Thanks for looking into this! I've been working with some US-based Panasonic field engineers if there is something you might want me to try to get from them.

Tony
Comment 22 Anthony Awtrey 2010-10-14 17:30:44 UTC
Created attachment 33582 [details]
acpidump output from cf-19m4
Comment 23 Anthony Awtrey 2010-10-14 17:32:14 UTC
Created attachment 33592 [details]
dmesg output from cf-19m
Comment 24 Anthony Awtrey 2010-10-14 17:33:10 UTC
Created attachment 33602 [details]
acpidump output from cf-74m4
Comment 25 Anthony Awtrey 2010-10-14 17:33:33 UTC
Created attachment 33612 [details]
dmesg output from cf-74m4
Comment 26 Anthony Awtrey 2010-10-14 17:34:42 UTC
Created attachment 33622 [details]
acpidump output from cf-30m2
Comment 27 Anthony Awtrey 2010-10-14 17:35:57 UTC
Created attachment 33632 [details]
dmesg output from cf-30m2
Comment 28 Lin Ming 2010-10-15 03:58:10 UTC
Hi, Anthony

Here are 2 issues,

1. ACPI errors
I have found the root cause, see comment #20, I'm working on the fix

2. oops/panics
[   20.236238] ACPI Error: Target is not a Reference or Constant object - Integer [f70e8cf8] (20100428/exstore-136)
[   20.236255] ACPI Error (psparse-0537): Method parse/execution failed [\_PR_.CPU0._CST] (Node f7026b58), AE_AML_OPERAND_TYPE
[   20.336525] BUG: unable to handle kernel paging request at 52505f60
[   20.337941] IP: [<c03a10cb>] acpi_ns_check_object_type+0x39/0x208

The _CST method is in some dynamic table, described as below

        Name (SSDT, Package (0x0C)
        {
            "CPU0IST ",
            0x77A09C98,
            0x00000223,
            "APIST   ",
            0x77A08E18,
            0x000001CF,
            "CPU0CST ",
            0x77A07598,
            0x00000546,
            "APCST   ",
            0x77A09F18,
            0x0000008D
        })

Would you please also attach these tables?
acpidump --addr 0x77A09C98 --length 0x223 > CPU0IST.dat
acpidump --addr 0x77A08E18 --length 0x1CF > APIST.dat
acpidump --addr 0x77A07598 --length 0x546 > CPU0CST.dat
acpidump --addr 0x77A09F18 --length 0x8D  > APCST.dat
Comment 29 Anthony Awtrey 2010-10-15 12:36:55 UTC
Created attachment 33722 [details]
CPU0IST.dat as requested
Comment 30 Anthony Awtrey 2010-10-15 12:37:36 UTC
Created attachment 33732 [details]
APIST.dat as requested
Comment 31 Anthony Awtrey 2010-10-15 12:38:07 UTC
Created attachment 33742 [details]
CPU0CST.dat as requested
Comment 32 Anthony Awtrey 2010-10-15 12:38:39 UTC
Created attachment 33752 [details]
APCST.dat as requested
Comment 33 Lin Ming 2010-10-18 02:04:49 UTC
Created attachment 33902 [details]
patch to fix ACPI errors

Bob wrote a patch to fix the ACPI errors.
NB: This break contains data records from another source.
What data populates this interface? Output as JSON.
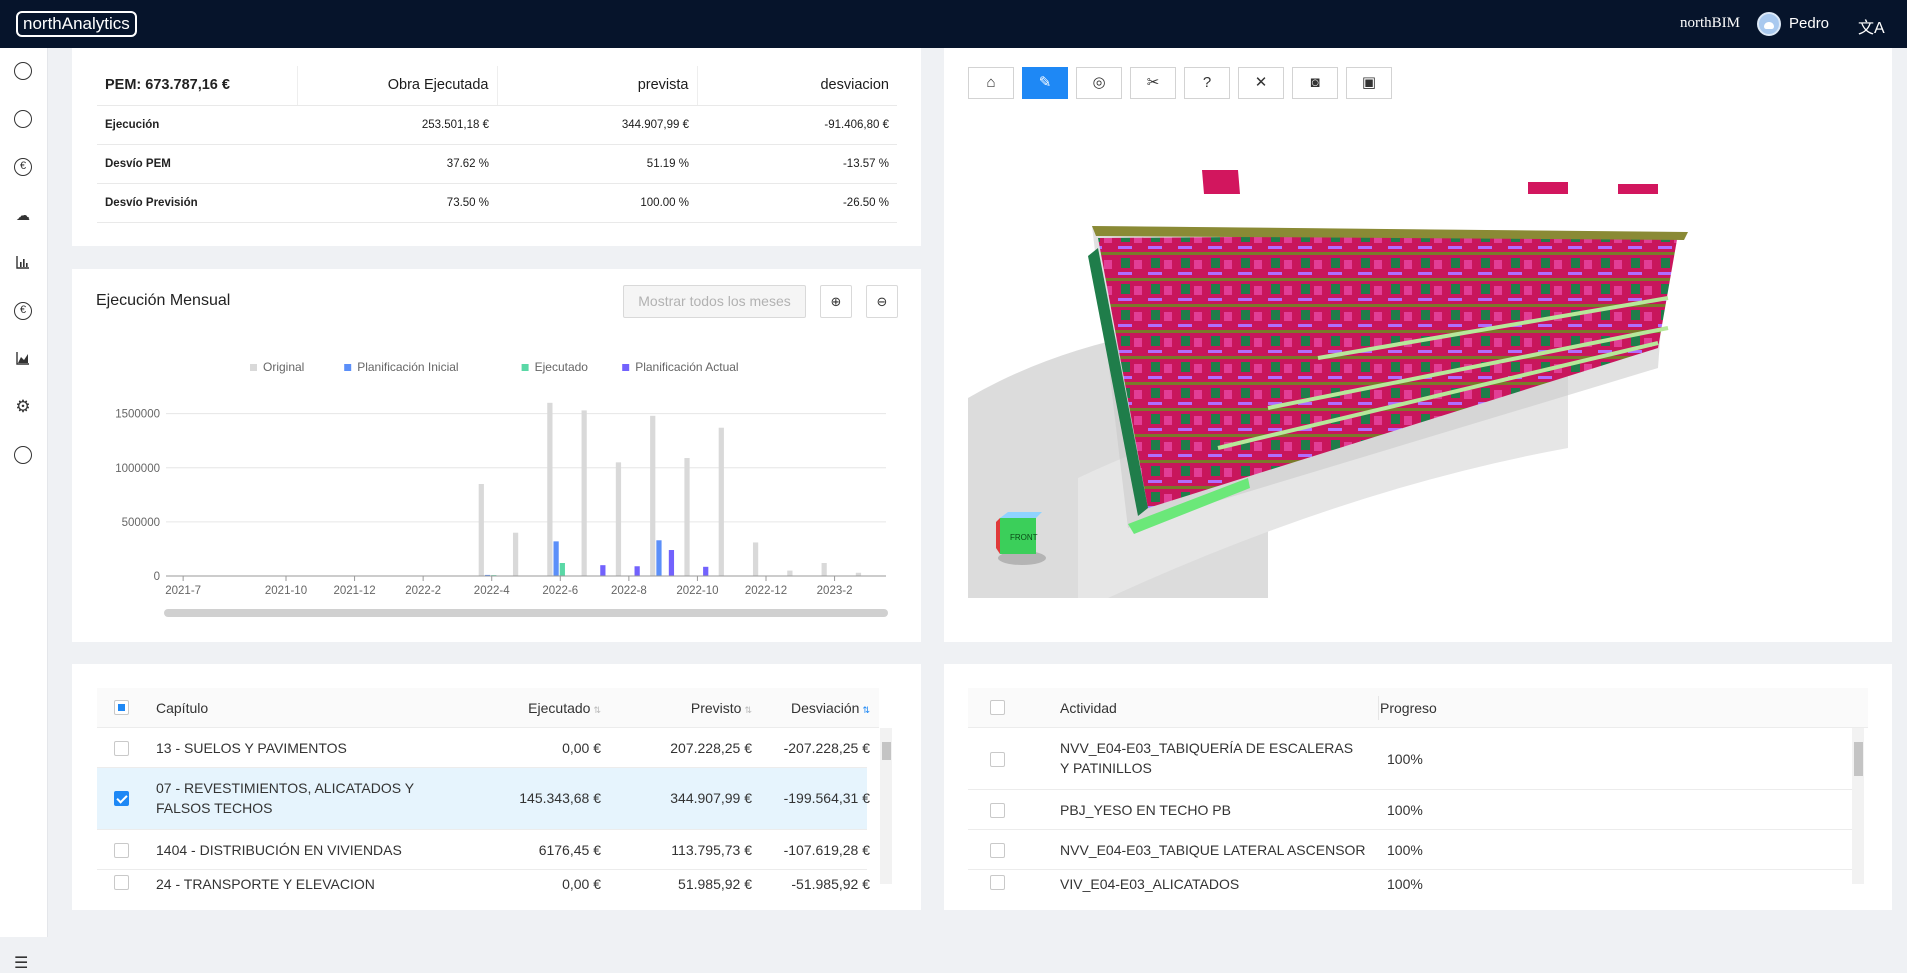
{
  "app": {
    "logo": "northAnalytics",
    "brand": "northBIM",
    "user": "Pedro",
    "lang_icon": "文A"
  },
  "sidebar": {
    "icons": [
      "pie-chart-icon",
      "pie-chart-icon",
      "euro-icon",
      "cloud-icon",
      "bar-chart-icon",
      "euro-icon",
      "area-chart-icon",
      "gear-icon",
      "dashboard-icon"
    ],
    "menu_glyph": "☰"
  },
  "pem": {
    "headers": [
      "PEM: 673.787,16 €",
      "Obra Ejecutada",
      "prevista",
      "desviacion"
    ],
    "rows": [
      {
        "label": "Ejecución",
        "values": [
          "253.501,18 €",
          "344.907,99 €",
          "-91.406,80 €"
        ]
      },
      {
        "label": "Desvío PEM",
        "values": [
          "37.62 %",
          "51.19 %",
          "-13.57 %"
        ]
      },
      {
        "label": "Desvío Previsión",
        "values": [
          "73.50 %",
          "100.00 %",
          "-26.50 %"
        ]
      }
    ]
  },
  "monthly": {
    "title": "Ejecución Mensual",
    "show_all": "Mostrar todos los meses",
    "zoom_in": "⊕",
    "zoom_out": "⊖"
  },
  "chart_data": {
    "type": "bar",
    "categories": [
      "2021-7",
      "2021-8",
      "2021-9",
      "2021-10",
      "2021-11",
      "2021-12",
      "2022-1",
      "2022-2",
      "2022-3",
      "2022-4",
      "2022-5",
      "2022-6",
      "2022-7",
      "2022-8",
      "2022-9",
      "2022-10",
      "2022-11",
      "2022-12",
      "2023-1",
      "2023-2",
      "2023-3"
    ],
    "tick_labels": [
      "2021-7",
      "2021-10",
      "2021-12",
      "2022-2",
      "2022-4",
      "2022-6",
      "2022-8",
      "2022-10",
      "2022-12",
      "2023-2"
    ],
    "series": [
      {
        "name": "Original",
        "color": "#d9d9d9",
        "values": [
          0,
          0,
          0,
          0,
          0,
          0,
          0,
          0,
          0,
          850000,
          400000,
          1600000,
          1530000,
          1050000,
          1480000,
          1090000,
          1370000,
          310000,
          50000,
          120000,
          30000
        ]
      },
      {
        "name": "Planificación Inicial",
        "color": "#5b8ff9",
        "values": [
          0,
          0,
          0,
          0,
          0,
          0,
          0,
          0,
          0,
          10000,
          0,
          320000,
          0,
          0,
          330000,
          0,
          0,
          0,
          0,
          0,
          0
        ]
      },
      {
        "name": "Ejecutado",
        "color": "#5ad8a6",
        "values": [
          0,
          0,
          0,
          0,
          0,
          0,
          0,
          0,
          0,
          8000,
          0,
          120000,
          0,
          0,
          0,
          0,
          0,
          0,
          0,
          0,
          0
        ]
      },
      {
        "name": "Planificación Actual",
        "color": "#7262fd",
        "values": [
          0,
          0,
          0,
          0,
          0,
          0,
          0,
          0,
          0,
          0,
          0,
          0,
          100000,
          90000,
          240000,
          85000,
          0,
          0,
          0,
          0,
          0
        ]
      }
    ],
    "y_ticks": [
      "0",
      "500000",
      "1000000",
      "1500000"
    ],
    "ylim": [
      0,
      1700000
    ],
    "grid": true,
    "legend": "top"
  },
  "viewer": {
    "buttons": [
      {
        "name": "home-icon",
        "glyph": "⌂"
      },
      {
        "name": "select-icon",
        "glyph": "✎"
      },
      {
        "name": "hide-icon",
        "glyph": "◎"
      },
      {
        "name": "scissors-icon",
        "glyph": "✂"
      },
      {
        "name": "help-icon",
        "glyph": "?"
      },
      {
        "name": "close-icon",
        "glyph": "✕"
      },
      {
        "name": "camera-icon",
        "glyph": "◙"
      },
      {
        "name": "save-icon",
        "glyph": "▣"
      }
    ],
    "cube_label": "FRONT"
  },
  "chapters": {
    "columns": [
      "Capítulo",
      "Ejecutado",
      "Previsto",
      "Desviación"
    ],
    "rows": [
      {
        "name": "13 - SUELOS Y PAVIMENTOS",
        "ejecutado": "0,00 €",
        "previsto": "207.228,25 €",
        "desviacion": "-207.228,25 €",
        "checked": false
      },
      {
        "name": "07 - REVESTIMIENTOS, ALICATADOS Y FALSOS TECHOS",
        "ejecutado": "145.343,68 €",
        "previsto": "344.907,99 €",
        "desviacion": "-199.564,31 €",
        "checked": true
      },
      {
        "name": "1404 - DISTRIBUCIÓN EN VIVIENDAS",
        "ejecutado": "6176,45 €",
        "previsto": "113.795,73 €",
        "desviacion": "-107.619,28 €",
        "checked": false
      },
      {
        "name": "24 - TRANSPORTE Y ELEVACION",
        "ejecutado": "0,00 €",
        "previsto": "51.985,92 €",
        "desviacion": "-51.985,92 €",
        "checked": false
      }
    ]
  },
  "activities": {
    "columns": [
      "Actividad",
      "Progreso"
    ],
    "rows": [
      {
        "name": "NVV_E04-E03_TABIQUERÍA DE ESCALERAS Y PATINILLOS",
        "progress": "100%"
      },
      {
        "name": "PBJ_YESO EN TECHO PB",
        "progress": "100%"
      },
      {
        "name": "NVV_E04-E03_TABIQUE LATERAL ASCENSOR",
        "progress": "100%"
      },
      {
        "name": "VIV_E04-E03_ALICATADOS",
        "progress": "100%"
      }
    ]
  }
}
Would you guys give it a try?

Thanks.
Comment 34 John Floyd 2010-10-18 05:09:46 UTC
CF30-Mk3 Toughbook -> successful results.

Applied patch to both the mainline kernel and fedora's distributed kernel and everything worked.

Screen backlight adjustment now works!! First time.  Dmesg has no acpi errors!

The stability of the machine may have been linked to some display bugs which fedora appear to have fixed independently.

Thanks.  A great result (for me).  Now why do these nasties always show up with  panasonic machines??

Cheers and Thanks
John
Comment 35 Anthony Awtrey 2010-10-18 19:06:03 UTC
Success here as well. I got a clean boot and no obvious ACPI errors in dmesg.

Thanks very much for the assistance! This issue is closed as far as I am concerned.

Tony
Comment 36 Lin Ming 2010-10-19 00:53:06 UTC
Thanks for the testing.

Mark it as RESOLVED.
Comment 37 Florian Mickler 2010-10-31 20:04:13 UTC
This is comitted as:
 
commit 8df3fc981dc12d9fdcaef4100a2193b605024d7a
Author: Bob Moore <robert.moore@intel.com>
Date:   Sat Oct 23 01:36:40 2010 -0400

    Subject: [PATCH] ACPICA: Fix Scope() op in module level code

Is this already marked to be backported for stable?